This fall, at a Tedx conference organized in our community, Mark and I had the chance to meet with and hear a talk by Doug Melton — the Harvard professor who became a pioneer in the field of stem-cell biology when his son, and then his daughter, were diagnosed with type 1 diabetes. In April, Melton’s lab at Harvard’s Stem Cell Institute, where he is co-founding director, received a lot of attention for its discovery of betratrophin, a hormone that holds promise for the treatment of diabetes, especially type 2.
Talking with someone who knows so much about T1D on both a personal and a scientific level was fascinating, and Doug Melton gave us some insights that have been helpful as we have thought through Bisi’s care and diet. I told him how we had Bisi go gluten free when she was diagnosed, but that now that her honeymoon has waned we’re letting her eat things with gluten on special occasions. I have always had a hard time explaining the logic of the gluten-free decision to people—especially now that she’s no longer honeymooning, at least not as strongly as she was. (Our initial impetus was reading a study about a child who honeymooned for at least two years after going gluten-free.) But Melton helped give me the language to understand and visualize how going gluten free might be helpful biologically. He pointed out that the immune system of anyone with T1D is on high alert, because it has turned on itself and attacked the body’s beta cells. Gluten is also thought to provoke an inflammatory response—causing the immune system of someone like Bisi to go into even high gear. As Melton explained it, “Going gluten-free is kind of like putting an ice pack on a bruise; it calms the immune attack a bit.”
We also talked about Bisi’s honeymoon, and the fact that her insulin needs were extremely low for about a year. Melton’s response was that this was good news for her, since it meant that her immune system’s attack on her beta cells—though still ultimately successful—was relatively weak. I had never heard anyone talk about the diabetes immune attack in degrees before—only in black and white: that either your body attacks your beta cells or it doesn’t. So this was an interesting perspective on the potential variability of diabetes from one person to another.

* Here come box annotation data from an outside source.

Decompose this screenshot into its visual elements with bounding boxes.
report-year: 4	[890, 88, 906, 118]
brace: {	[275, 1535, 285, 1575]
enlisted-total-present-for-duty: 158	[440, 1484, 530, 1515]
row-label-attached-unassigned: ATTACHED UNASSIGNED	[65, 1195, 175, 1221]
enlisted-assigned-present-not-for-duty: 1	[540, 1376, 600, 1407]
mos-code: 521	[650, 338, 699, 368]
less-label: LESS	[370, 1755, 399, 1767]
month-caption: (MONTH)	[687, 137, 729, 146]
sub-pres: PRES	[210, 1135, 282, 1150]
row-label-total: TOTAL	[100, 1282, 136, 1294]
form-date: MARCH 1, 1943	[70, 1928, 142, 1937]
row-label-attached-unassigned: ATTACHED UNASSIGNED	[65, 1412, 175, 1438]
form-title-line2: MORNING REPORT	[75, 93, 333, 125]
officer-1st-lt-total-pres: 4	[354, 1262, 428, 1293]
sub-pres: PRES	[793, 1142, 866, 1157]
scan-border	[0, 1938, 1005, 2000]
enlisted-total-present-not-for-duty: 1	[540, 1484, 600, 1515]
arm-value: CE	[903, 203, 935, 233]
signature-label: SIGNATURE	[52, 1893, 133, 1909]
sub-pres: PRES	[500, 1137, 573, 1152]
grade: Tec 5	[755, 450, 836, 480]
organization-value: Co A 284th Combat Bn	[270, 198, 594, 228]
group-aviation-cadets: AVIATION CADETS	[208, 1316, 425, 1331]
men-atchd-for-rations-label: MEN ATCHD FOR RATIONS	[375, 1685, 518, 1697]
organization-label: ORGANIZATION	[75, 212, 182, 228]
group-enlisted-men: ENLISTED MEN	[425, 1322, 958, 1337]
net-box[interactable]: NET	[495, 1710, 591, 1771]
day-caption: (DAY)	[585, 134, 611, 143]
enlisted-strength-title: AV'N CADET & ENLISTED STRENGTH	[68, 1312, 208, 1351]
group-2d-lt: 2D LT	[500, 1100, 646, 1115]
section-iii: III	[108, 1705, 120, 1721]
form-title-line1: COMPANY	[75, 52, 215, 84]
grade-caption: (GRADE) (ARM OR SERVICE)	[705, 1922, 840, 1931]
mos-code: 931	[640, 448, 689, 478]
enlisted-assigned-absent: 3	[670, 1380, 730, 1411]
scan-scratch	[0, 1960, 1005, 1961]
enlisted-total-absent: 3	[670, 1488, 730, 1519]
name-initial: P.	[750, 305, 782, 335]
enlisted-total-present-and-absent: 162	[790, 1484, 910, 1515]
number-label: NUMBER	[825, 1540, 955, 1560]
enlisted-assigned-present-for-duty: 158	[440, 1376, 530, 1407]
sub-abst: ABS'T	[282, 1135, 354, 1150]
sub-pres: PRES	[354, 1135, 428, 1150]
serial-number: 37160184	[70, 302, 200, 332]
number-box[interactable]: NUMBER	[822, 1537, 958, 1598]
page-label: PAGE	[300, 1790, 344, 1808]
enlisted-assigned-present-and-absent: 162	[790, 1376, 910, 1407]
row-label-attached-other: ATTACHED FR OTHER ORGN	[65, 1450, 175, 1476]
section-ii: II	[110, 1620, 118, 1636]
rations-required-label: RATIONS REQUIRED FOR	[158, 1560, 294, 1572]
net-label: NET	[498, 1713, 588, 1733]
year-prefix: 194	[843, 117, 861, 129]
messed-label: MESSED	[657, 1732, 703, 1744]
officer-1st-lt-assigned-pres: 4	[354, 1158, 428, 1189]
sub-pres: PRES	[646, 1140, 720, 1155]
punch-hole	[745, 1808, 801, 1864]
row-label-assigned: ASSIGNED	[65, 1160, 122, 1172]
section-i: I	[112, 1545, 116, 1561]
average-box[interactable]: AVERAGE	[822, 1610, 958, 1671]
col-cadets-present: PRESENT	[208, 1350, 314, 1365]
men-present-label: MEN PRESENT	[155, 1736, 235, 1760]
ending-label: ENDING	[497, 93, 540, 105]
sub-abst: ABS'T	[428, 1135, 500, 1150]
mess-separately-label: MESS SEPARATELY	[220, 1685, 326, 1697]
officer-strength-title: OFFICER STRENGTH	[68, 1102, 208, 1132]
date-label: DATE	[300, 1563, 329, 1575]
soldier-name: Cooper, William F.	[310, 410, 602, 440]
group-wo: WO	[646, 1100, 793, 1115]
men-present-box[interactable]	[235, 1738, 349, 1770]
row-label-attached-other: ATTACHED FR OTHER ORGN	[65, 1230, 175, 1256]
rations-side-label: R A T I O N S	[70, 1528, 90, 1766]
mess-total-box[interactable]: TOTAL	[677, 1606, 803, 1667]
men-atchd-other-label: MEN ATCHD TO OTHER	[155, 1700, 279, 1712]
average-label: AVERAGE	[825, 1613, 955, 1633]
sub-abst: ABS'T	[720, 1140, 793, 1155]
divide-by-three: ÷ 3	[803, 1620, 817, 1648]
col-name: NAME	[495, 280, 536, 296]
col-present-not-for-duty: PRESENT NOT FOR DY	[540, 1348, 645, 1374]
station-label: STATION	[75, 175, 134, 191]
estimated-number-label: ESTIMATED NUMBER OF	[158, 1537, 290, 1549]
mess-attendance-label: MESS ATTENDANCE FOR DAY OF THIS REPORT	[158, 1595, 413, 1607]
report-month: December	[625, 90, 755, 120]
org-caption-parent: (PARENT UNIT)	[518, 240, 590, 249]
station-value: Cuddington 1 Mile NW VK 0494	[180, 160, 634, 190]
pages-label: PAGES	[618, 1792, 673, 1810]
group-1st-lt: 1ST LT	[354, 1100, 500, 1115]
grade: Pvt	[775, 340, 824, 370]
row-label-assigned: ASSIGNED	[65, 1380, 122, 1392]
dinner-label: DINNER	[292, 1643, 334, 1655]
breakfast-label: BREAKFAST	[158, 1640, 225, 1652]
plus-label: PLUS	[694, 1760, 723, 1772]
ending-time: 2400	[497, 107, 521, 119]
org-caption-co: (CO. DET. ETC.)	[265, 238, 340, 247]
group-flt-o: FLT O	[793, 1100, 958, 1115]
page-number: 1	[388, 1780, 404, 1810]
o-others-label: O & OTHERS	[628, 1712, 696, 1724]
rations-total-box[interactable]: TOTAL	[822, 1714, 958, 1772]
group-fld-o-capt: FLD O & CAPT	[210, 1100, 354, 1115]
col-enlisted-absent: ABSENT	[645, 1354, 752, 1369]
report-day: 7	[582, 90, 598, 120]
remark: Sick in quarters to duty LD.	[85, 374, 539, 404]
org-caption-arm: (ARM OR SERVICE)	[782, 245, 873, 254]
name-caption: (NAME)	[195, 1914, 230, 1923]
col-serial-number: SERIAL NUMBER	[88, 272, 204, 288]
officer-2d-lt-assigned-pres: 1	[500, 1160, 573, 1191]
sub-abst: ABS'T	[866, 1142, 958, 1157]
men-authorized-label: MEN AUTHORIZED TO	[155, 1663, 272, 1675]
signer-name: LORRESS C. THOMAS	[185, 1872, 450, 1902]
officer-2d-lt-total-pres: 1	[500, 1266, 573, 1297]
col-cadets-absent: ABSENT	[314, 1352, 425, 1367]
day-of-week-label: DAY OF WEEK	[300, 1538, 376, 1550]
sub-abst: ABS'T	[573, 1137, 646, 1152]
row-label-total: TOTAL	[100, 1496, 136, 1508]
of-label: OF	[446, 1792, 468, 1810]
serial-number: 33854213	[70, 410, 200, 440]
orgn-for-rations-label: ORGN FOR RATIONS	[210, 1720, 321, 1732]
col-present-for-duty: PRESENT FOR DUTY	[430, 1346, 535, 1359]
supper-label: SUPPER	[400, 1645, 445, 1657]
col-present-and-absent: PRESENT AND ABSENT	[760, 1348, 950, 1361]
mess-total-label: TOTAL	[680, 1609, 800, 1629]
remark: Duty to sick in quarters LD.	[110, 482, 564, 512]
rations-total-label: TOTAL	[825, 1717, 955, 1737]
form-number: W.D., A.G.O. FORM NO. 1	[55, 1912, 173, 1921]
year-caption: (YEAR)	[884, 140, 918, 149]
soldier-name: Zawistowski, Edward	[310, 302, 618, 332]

And then we got to hear Melton give a talk about the work going on in his lab on stem cells and how it applies to type 1 diabetes. Below are some highlights. But take a look at the talk yourself—there’s much more to it than my summary here.
Melton spoke specifically about the power and potential of stem cells to create a new supply of beta cells to treat diabetes, though he pointed out that stem cells could be turned into many other types of cells to address many other types of diseases. “We are trying to take a cell and create mastery and dominion over it and make it become a pancreatic beta cell—make it do what we want,” he said.
As he pointed out, the drug industry has no incentive to cure type 1 diabetes. “From the drug industry perspective, insulin has become not a blockbuster drug—it’s beyond that. It’s a commodity. Twenty-five billion dollars worth a year is bought and sold and injected into people.” But someone whose children have T1D, and who is both fascinated by and has the capacity to understand—and maybe even influence—what is going on with diabetes at the cellular level: he has an incentive to try to cure this disease. “My project is relatively simple: instead of injecting yourself with insulin, why not give yourself the cells that make insulin and get rid of diabetes?”
Melton’s lab has spent the past decade trying to figure out the “molecular biography” of the beta cell, and he says they’re “in the red zone, almost over the goal line, in terms of making perfect cells.”
Of course, just having a new source for the cells will not stop the auto-immune attack, but Melton’s work (like that of Susan Bonner-Weir, who is also part of the Harvard Stem Cell Institute) at least shows us one potential path toward a cure.
Bisi sat in the aisle, trying unsuccessfully to take in a talk aimed for adults, but about a disease she knows intimately. Melton’s last image, though, was something Bisi could understand. It showed two stick figures, one with diabetes and a frown drawn on its face; another with a smiley face, representing life with normal blood sugar and no insulin injections, courtesy of an infusion of healthy beta cells. After seeing the sad-faced stick figure, Bisi turned to a friend sitting next to her and said, “That’s not how I look!” This is true, most of the time. But I think her smile will be even wider than it usually is when Melton and his team do cross that goal line.